Compramos cultura, sentimientos, experiencias, y propósito en nihilismo
empaquetado; en los productos encontramos nuestra esencia, tanto así que estos
se transforman en la verdadera esencia social, desde la que construimos nuestra
esencia. Es, esencia, en tanto que no lo es.

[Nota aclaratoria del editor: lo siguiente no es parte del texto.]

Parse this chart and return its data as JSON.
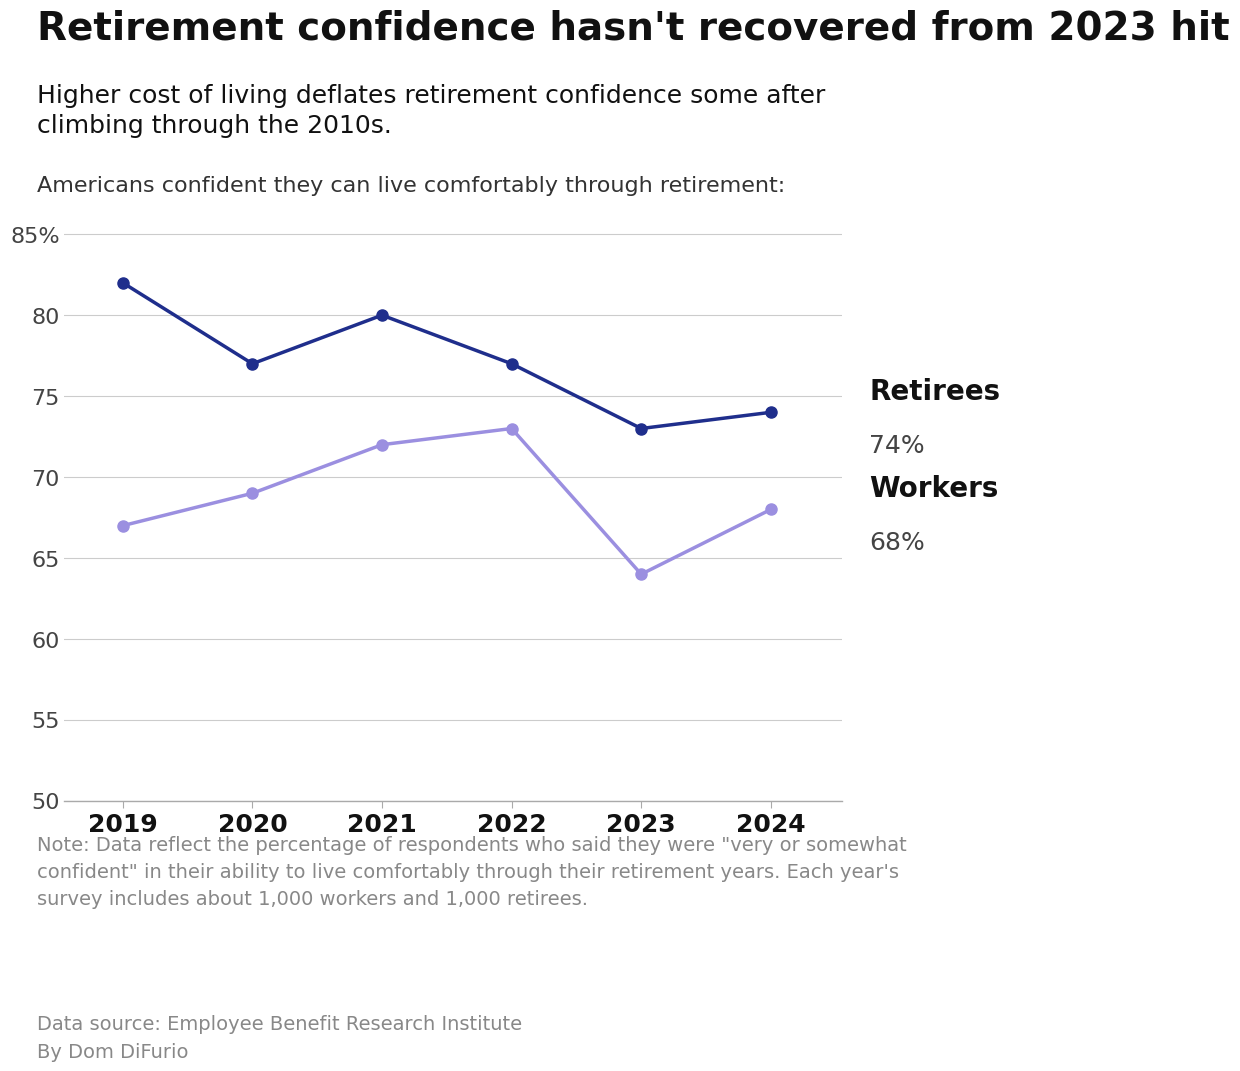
{
  "title": "Retirement confidence hasn't recovered from 2023 hit",
  "subtitle": "Higher cost of living deflates retirement confidence some after\nclimbing through the 2010s.",
  "chart_label": "Americans confident they can live comfortably through retirement:",
  "years": [
    2019,
    2020,
    2021,
    2022,
    2023,
    2024
  ],
  "retirees": [
    82,
    77,
    80,
    77,
    73,
    74
  ],
  "workers": [
    67,
    69,
    72,
    73,
    64,
    68
  ],
  "retirees_color": "#1f2e8c",
  "workers_color": "#9b8fe0",
  "ylim": [
    50,
    87
  ],
  "yticks": [
    50,
    55,
    60,
    65,
    70,
    75,
    80,
    85
  ],
  "note": "Note: Data reflect the percentage of respondents who said they were \"very or somewhat\nconfident\" in their ability to live comfortably through their retirement years. Each year's\nsurvey includes about 1,000 workers and 1,000 retirees.",
  "source": "Data source: Employee Benefit Research Institute\nBy Dom DiFurio",
  "retirees_label": "Retirees",
  "retirees_pct": "74%",
  "workers_label": "Workers",
  "workers_pct": "68%",
  "background_color": "#ffffff",
  "title_fontsize": 28,
  "subtitle_fontsize": 18,
  "chart_label_fontsize": 16,
  "axis_fontsize": 16,
  "legend_label_fontsize": 20,
  "legend_pct_fontsize": 18,
  "note_fontsize": 14,
  "marker_size": 8
}
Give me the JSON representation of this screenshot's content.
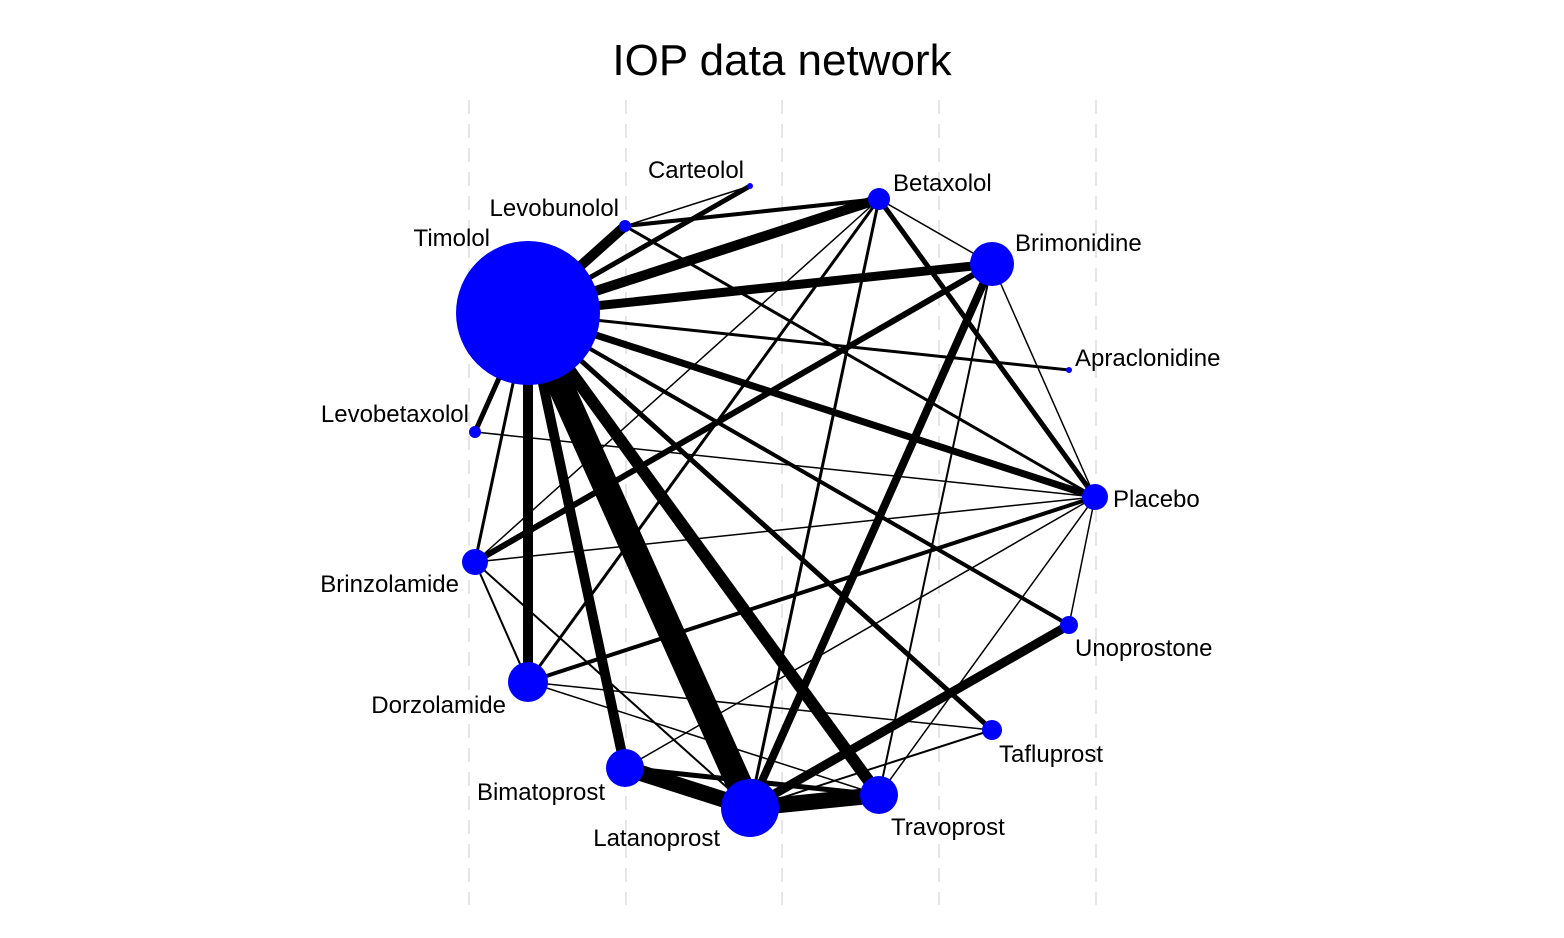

No esperó ninguna respuesta. Lo que debía oír ya lo había oído de otra
parte. Él era solo una herramienta más de esa narrativa conjunta. No podía, ni
era posible, deslindarse de ella, imponente y frívola. Por eso se sentía tan
responsable. Responsable de explicarles, de hacerles ver.
-Somos arrojados al vacío, y en vez de abrazarlo, nos asimos a falsas
esperanzas. A elocuentes palabras que den significado. Suprimimos nuestra única
decisión, la de ser, para decidir sobre “qué ser”, o “cómo ser”. Tal vez
debería saltar, y dar fin a este ciclo interminable, a esta ficción pseudoreal,
a este espectaculismo. Pero, hoy, no será. Hoy no. ¿Miraremos a la muerte a los
ojos?... ¿O dejaremos que la entropía acabe con este sueño consciente?
Las últimas palabras las dijo mientras descendía en dirección opuesta por
la que había venido. El sol de mediodía se reflejaba en la pantalla de esa
pequeña supercomputadora, arrojada encima de su ropa. Su silueta desapareció en
medio de los árboles, dirigiéndose hacia allí. Debía hallar forma alguna de
decirles, a todos. ¡Oh, límpido discurso profesaría! No recordaba su boca haber
versado palabras tan veraces y conscientes Como la abeja hastiada ya de miel,
necesitaba manos dispuestas a recibir su sabiduría. Les haría ver… Tal vez, si
tenía suerte, habría señal un poco más arriba.